Les actes réalisés entre la signature des statuts et l’immatriculation

Après la signature des statuts, mais avant l’immatriculation de la société, les actes ne peuvent être repris que si un mandat spécial a été accordé à un associé ou au représentant légal. Ce mandat, qui peut être prévu dans les statuts ou par acte séparé, doit détailler précisément les actes autorisés. En l’absence d’un mandat clair ou en cas de dépassement de ses limites, la reprise des actes par la société sera impossible. Une fois immatriculée, la société reprend automatiquement les engagements en respectant ces conditions.

Les actes réalisés après l’immatriculation

Si les actes accomplis durant la période de formation n’ont pas été repris par le biais des statuts ou d’un mandat, la société peut encore en décider après son immatriculation. Cette reprise se fait alors par un vote en assemblée générale, selon les règles prévues par les statuts, généralement à la majorité des associés. Cette procédure permet de ratifier les engagements pris avant la création officielle de la société et d’assurer leur intégration dans son fonctionnement juridique et financier.

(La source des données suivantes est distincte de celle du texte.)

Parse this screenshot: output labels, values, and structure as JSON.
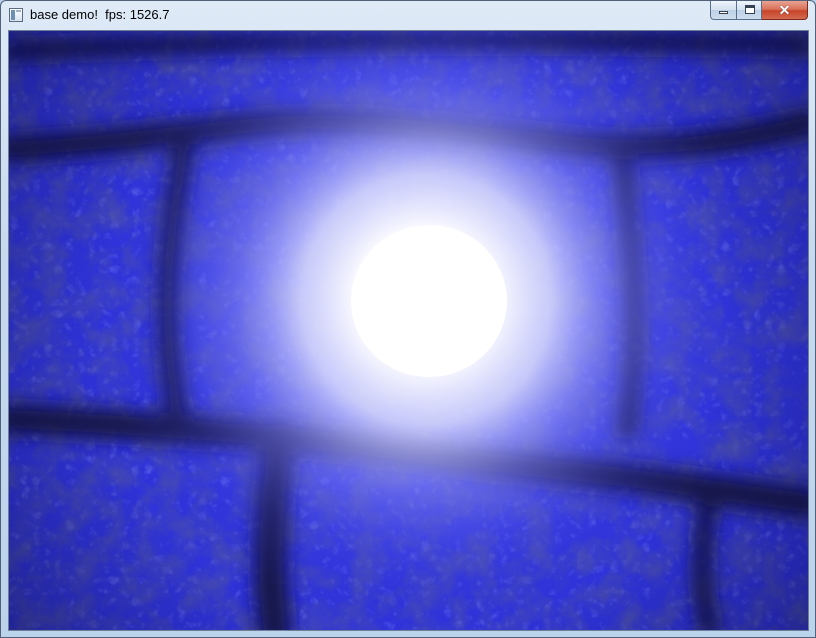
{
  "window": {
    "title": "base demo!  fps: 1526.7",
    "icons": {
      "app": "application-icon",
      "minimize": "minimize-icon",
      "maximize": "maximize-icon",
      "close": "close-icon"
    },
    "close_glyph": "✕"
  },
  "scene": {
    "description_kind": "rendered-3d-viewport",
    "base_color": "#2f33d9",
    "dark_color": "#15154f",
    "light_color": "#ffffff"
  }
}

Quelles sont les conditions de reprise des actes ?

La reprise des actes accomplis pour une société en formation est soumise à des règles strictes. Tout d’abord, chaque acte doit mentionner explicitement qu’il est accompli au nom et pour le compte de la société en formation. Ensuite, les actes concernés doivent avoir été réalisés dans l’intervalle compris entre la décision de création et l’immatriculation de la société. Enfin, la reprise doit respecter l’une des modalités prévues par la loi : par annexion aux statuts (pour les actes antérieurs à leur signature), par un mandat spécifique (pour les actes réalisés après la signature des statuts), ou encore par une ratification en assemblée générale si aucune des deux premières options n’a été mise en œuvre.

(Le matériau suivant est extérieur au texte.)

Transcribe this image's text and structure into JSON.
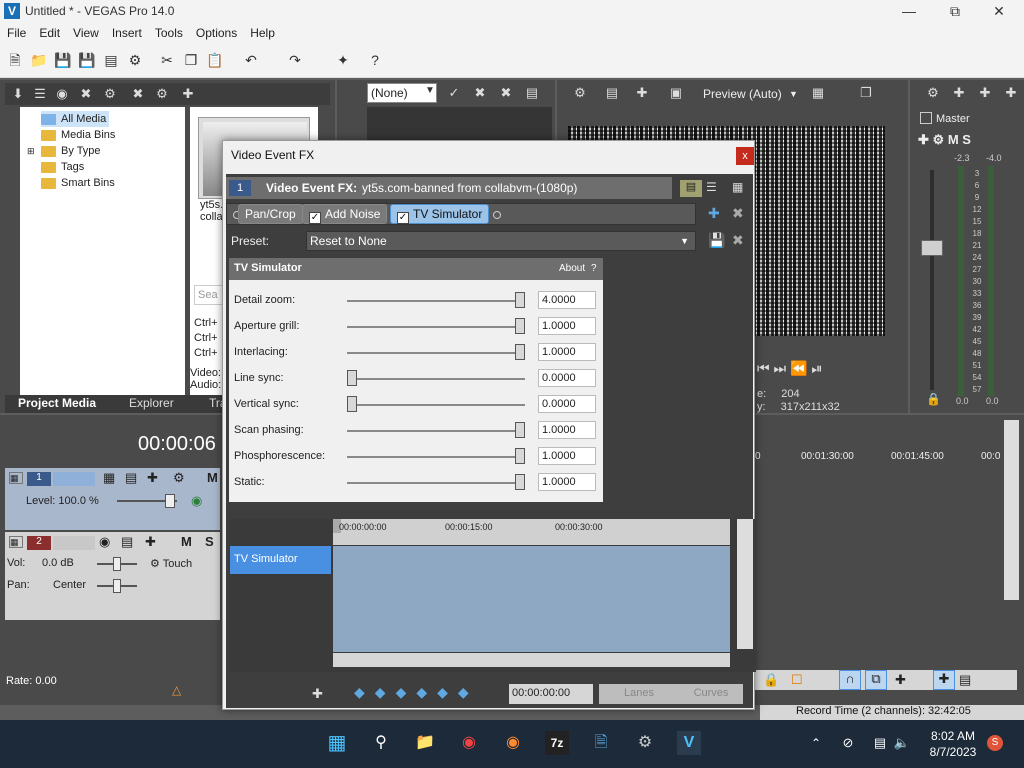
{
  "window": {
    "title": "Untitled * - VEGAS Pro 14.0",
    "app_icon": "V"
  },
  "menu": [
    "File",
    "Edit",
    "View",
    "Insert",
    "Tools",
    "Options",
    "Help"
  ],
  "explorer": {
    "items": [
      "All Media",
      "Media Bins",
      "By Type",
      "Tags",
      "Smart Bins"
    ],
    "thumb_caption": "yt5s.\ncolla",
    "search_placeholder": "Sea",
    "shortcuts": [
      "Ctrl+",
      "Ctrl+",
      "Ctrl+"
    ],
    "info": [
      "Video:",
      "Audio:"
    ],
    "tabs": [
      "Project Media",
      "Explorer",
      "Tra"
    ]
  },
  "fx_toolbar": {
    "preset_select": "(None)"
  },
  "preview": {
    "mode": "Preview (Auto)",
    "frame_label": "e:",
    "frame_value": "204",
    "display_label": "y:",
    "display_value": "317x211x32"
  },
  "master": {
    "label": "Master",
    "left_db": "-2.3",
    "right_db": "-4.0",
    "scale": [
      "3",
      "6",
      "9",
      "12",
      "15",
      "18",
      "21",
      "24",
      "27",
      "30",
      "33",
      "36",
      "39",
      "42",
      "45",
      "48",
      "51",
      "54",
      "57"
    ],
    "bottom_left": "0.0",
    "bottom_right": "0.0"
  },
  "timeline": {
    "timecode": "00:00:06",
    "track1": {
      "number": "1",
      "level": "Level: 100.0 %"
    },
    "track2": {
      "number": "2",
      "vol": "Vol:",
      "vol_value": "0.0 dB",
      "pan": "Pan:",
      "pan_value": "Center",
      "mode": "Touch"
    },
    "ruler": [
      "0",
      "00:01:30:00",
      "00:01:45:00",
      "00:0"
    ],
    "rate": "Rate: 0.00",
    "record_time": "Record Time (2 channels): 32:42:05"
  },
  "dialog": {
    "title": "Video Event FX",
    "close": "x",
    "chain_index": "1",
    "chain_title_label": "Video Event FX:",
    "chain_title_value": "yt5s.com-banned from collabvm-(1080p)",
    "chips": [
      {
        "label": "Pan/Crop",
        "checked": false
      },
      {
        "label": "Add Noise",
        "checked": true
      },
      {
        "label": "TV Simulator",
        "checked": true
      }
    ],
    "preset_label": "Preset:",
    "preset_value": "Reset to None",
    "plugin_title": "TV Simulator",
    "about": "About",
    "help": "?",
    "params": [
      {
        "label": "Detail zoom:",
        "value": "4.0000",
        "position": 1.0
      },
      {
        "label": "Aperture grill:",
        "value": "1.0000",
        "position": 1.0
      },
      {
        "label": "Interlacing:",
        "value": "1.0000",
        "position": 1.0
      },
      {
        "label": "Line sync:",
        "value": "0.0000",
        "position": 0.0
      },
      {
        "label": "Vertical sync:",
        "value": "0.0000",
        "position": 0.0
      },
      {
        "label": "Scan phasing:",
        "value": "1.0000",
        "position": 1.0
      },
      {
        "label": "Phosphorescence:",
        "value": "1.0000",
        "position": 1.0
      },
      {
        "label": "Static:",
        "value": "1.0000",
        "position": 1.0
      }
    ],
    "keyframe_ruler": [
      "00:00:00:00",
      "00:00:15:00",
      "00:00:30:00"
    ],
    "keyframe_track": "TV Simulator",
    "keyframe_time": "00:00:00:00",
    "lanes": "Lanes",
    "curves": "Curves"
  },
  "taskbar": {
    "time": "8:02 AM",
    "date": "8/7/2023",
    "badge": "S",
    "sevenzip": "7z"
  },
  "colors": {
    "accent": "#4a90e2",
    "panel": "#4a4a4a",
    "taskbar": "#1c2a39"
  }
}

À noter depuis 2023 : revirement de jurisprudence sur la reprise des actes faits pour le compte d’une société en formation

Dans plusieurs décisions (Cass. com., 29 nov. 2023, n° 22-12865, n° 22-18295 et n° 22-21623 Cass. com., 9 oct. 2024, n° 23-12.401 ; Cass. civ. 3ème, 17 oct. 2024, n° 22-21.616 ; Cass. com., 6 nov. 2024, n° 23-20089), la Cour de cassation a assoupli les règles de reprise des actes. Désormais, un acte peut être repris par la société même s’il ne mentionne pas explicitement qu’il a été conclu “au nom ou pour le compte” de la société en formation. Les juges peuvent désormais apprécier les circonstances pour déterminer l’intention des parties. Cette évolution jurisprudentielle protège mieux les entreprises et leurs fondateurs contre les abus ou contentieux inutiles.

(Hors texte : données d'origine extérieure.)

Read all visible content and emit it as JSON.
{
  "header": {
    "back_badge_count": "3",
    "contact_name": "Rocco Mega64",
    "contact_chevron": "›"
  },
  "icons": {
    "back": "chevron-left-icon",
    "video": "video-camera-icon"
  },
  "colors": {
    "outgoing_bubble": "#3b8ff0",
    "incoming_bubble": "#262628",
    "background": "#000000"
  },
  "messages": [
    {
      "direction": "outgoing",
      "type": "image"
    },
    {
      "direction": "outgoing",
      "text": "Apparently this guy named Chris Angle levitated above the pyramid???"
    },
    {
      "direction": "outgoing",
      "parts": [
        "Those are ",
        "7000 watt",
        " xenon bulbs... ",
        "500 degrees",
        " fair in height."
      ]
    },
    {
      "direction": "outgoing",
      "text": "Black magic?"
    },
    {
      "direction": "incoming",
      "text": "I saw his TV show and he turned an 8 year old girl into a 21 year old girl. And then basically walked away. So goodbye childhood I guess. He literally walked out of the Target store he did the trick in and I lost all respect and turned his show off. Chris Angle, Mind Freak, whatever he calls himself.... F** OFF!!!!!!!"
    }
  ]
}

Guichet unique et assouplissement des règles de reprise

Depuis le 1ᵉʳ janvier 2023, toutes les démarches de création de société passent par le guichet unique des entreprises. Ce portail dématérialisé simplifie et accélère l’immatriculation, ce qui a notamment pour effet de réduire la période de formation d’une société. De ce fait, l’immatriculation est presque immédiate, après le dépôt des statuts. Les règles de reprise des actes d’une société en formation ont donc dû être adaptées.